A família de Lito Sousa, de 59 anos, busca alternativas experimentais para tentar conter o avanço da Doença de Creutzfeldt-Jakob (DCJ), doença neurodegenerativa rara e de rápida evolução que compromete o funcionamento do cérebro. O criador de conteúdo, piloto e mecânico de aviação recebeu o diagnóstico e, diante da ausência de um tratamento convencional capaz de interromper a progressão da doença, os familiares tentam conseguir acesso a medicamentos ainda em fase de estudos.

Em entrevista ao Fantástico, exibida no domingo (30), Mila Seidl, esposa de Lito, afirmou que negocia com uma empresa de biotecnologia a possibilidade de o marido receber um medicamento experimental. Segundo ela, o tratamento já foi testado em laboratório e em animais, mas ainda não foi utilizado em seres humanos.

“Eu não posso falar o nome [da empresa] agora, mas a gente talvez consiga alguma coisa. O Lito talvez seja a primeira pessoa a testar esse medicamento. Ele já foi testado in vitro, em peixes, macacos. A gente está disposto a assumir esse risco e tentar ter um desfecho diferente”, afirmou Mila.

Família tenta autorização para tratamento experimental

Sem uma terapia convencional que consiga interromper a evolução da DCJ, a família busca autorização para que Lito tenha acesso a medicamentos que ainda estão sendo estudados nos Estados Unidos.

Uma das alternativas avaliadas é o chamado uso compassivo, mecanismo que pode permitir, em determinadas circunstâncias, que pacientes com doenças graves, progressivas e sem opções terapêuticas disponíveis tenham acesso a substâncias experimentais fora dos ensaios clínicos convencionais.

Mila também procurou estudos realizados nos Estados Unidos e na China na tentativa de incluir o marido nas pesquisas.
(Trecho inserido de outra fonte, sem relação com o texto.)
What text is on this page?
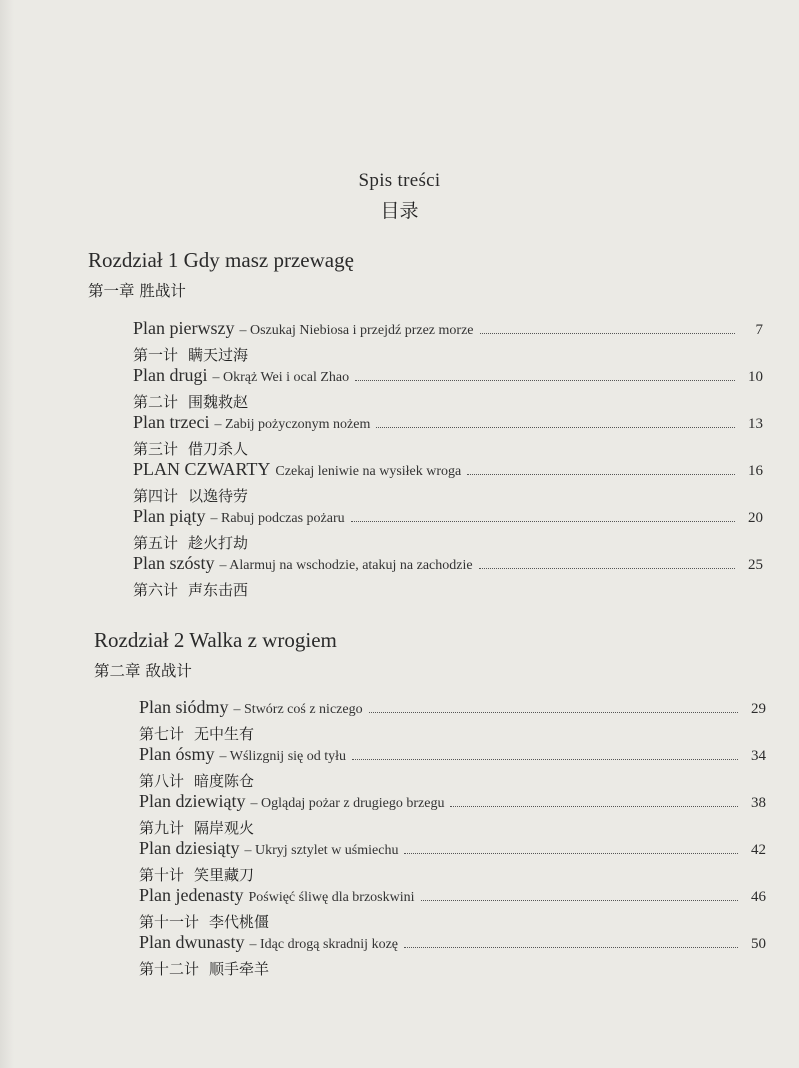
Spis treści
目录
Rozdział 1 Gdy masz przewagę
第一章 胜战计
Plan pierwszy – Oszukaj Niebiosa i przejdź przez morze	7
第一计 瞒天过海
Plan drugi – Okrąż Wei i ocal Zhao	10
第二计 围魏救赵
Plan trzeci – Zabij pożyczonym nożem	13
第三计 借刀杀人
PLAN CZWARTY Czekaj leniwie na wysiłek wroga	16
第四计 以逸待劳
Plan piąty – Rabuj podczas pożaru	20
第五计 趁火打劫
Plan szósty – Alarmuj na wschodzie, atakuj na zachodzie	25
第六计 声东击西
Rozdział 2 Walka z wrogiem
第二章 敌战计
Plan siódmy – Stwórz coś z niczego	29
第七计 无中生有
Plan ósmy – Wślizgnij się od tyłu	34
第八计 暗度陈仓
Plan dziewiąty – Oglądaj pożar z drugiego brzegu	38
第九计 隔岸观火
Plan dziesiąty – Ukryj sztylet w uśmiechu	42
第十计 笑里藏刀
Plan jedenasty Poświęć śliwę dla brzoskwini	46
第十一计 李代桃僵
Plan dwunasty – Idąc drogą skradnij kozę	50
第十二计 顺手牵羊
No entanto, os protocolos possuem critérios específicos para participação e não permitiram a entrada de Lito após o início dos estudos.

A família afirma que também busca apoio de órgãos públicos brasileiros para tentar viabilizar o acesso às possíveis terapias experimentais.

“Não sou negacionista e sei que é uma doença grave. Mas ouvimos de médicos que, se conseguirmos acesso aos remédios do estudo, talvez seja possível pausar o avanço da doença. Por isso solicitamos apoio de órgãos como o Ministério da Saúde, Anvisa e Itamaraty”, explicou Mila.

O que é a Doença de Creutzfeldt-Jakob?

A Doença de Creutzfeldt-Jakob é uma enfermidade neurodegenerativa rara, grave e de evolução rápida. A condição está relacionada aos príons, proteínas presentes naturalmente no organismo que, por mecanismos ainda não completamente esclarecidos na maioria dos casos, podem sofrer alterações em sua estrutura.

Quando isso ocorre, a proteína anormal pode induzir outras proteínas saudáveis a assumirem a mesma conformação defeituosa. O processo provoca a formação de agregados no tecido cerebral, causando danos aos neurônios e levando à rápida deterioração das funções cerebrais.

A doença pode provocar perda progressiva de capacidades neurológicas, com comprometimento de funções cognitivas e motoras. Por apresentar evolução acelerada e não contar, atualmente, com tratamento convencional capaz de interromper seu avanço, a busca por terapias experimentais representa uma das alternativas consideradas pela família de Lito.

Enquanto tenta obter autorização para o uso de medicamentos ainda em pesquisa, a família mantém as negociações com empresas de biotecnologia e busca apoio das autoridades brasileiras para encontrar uma possibilidade de tratamento que possa retardar a progressão da doença.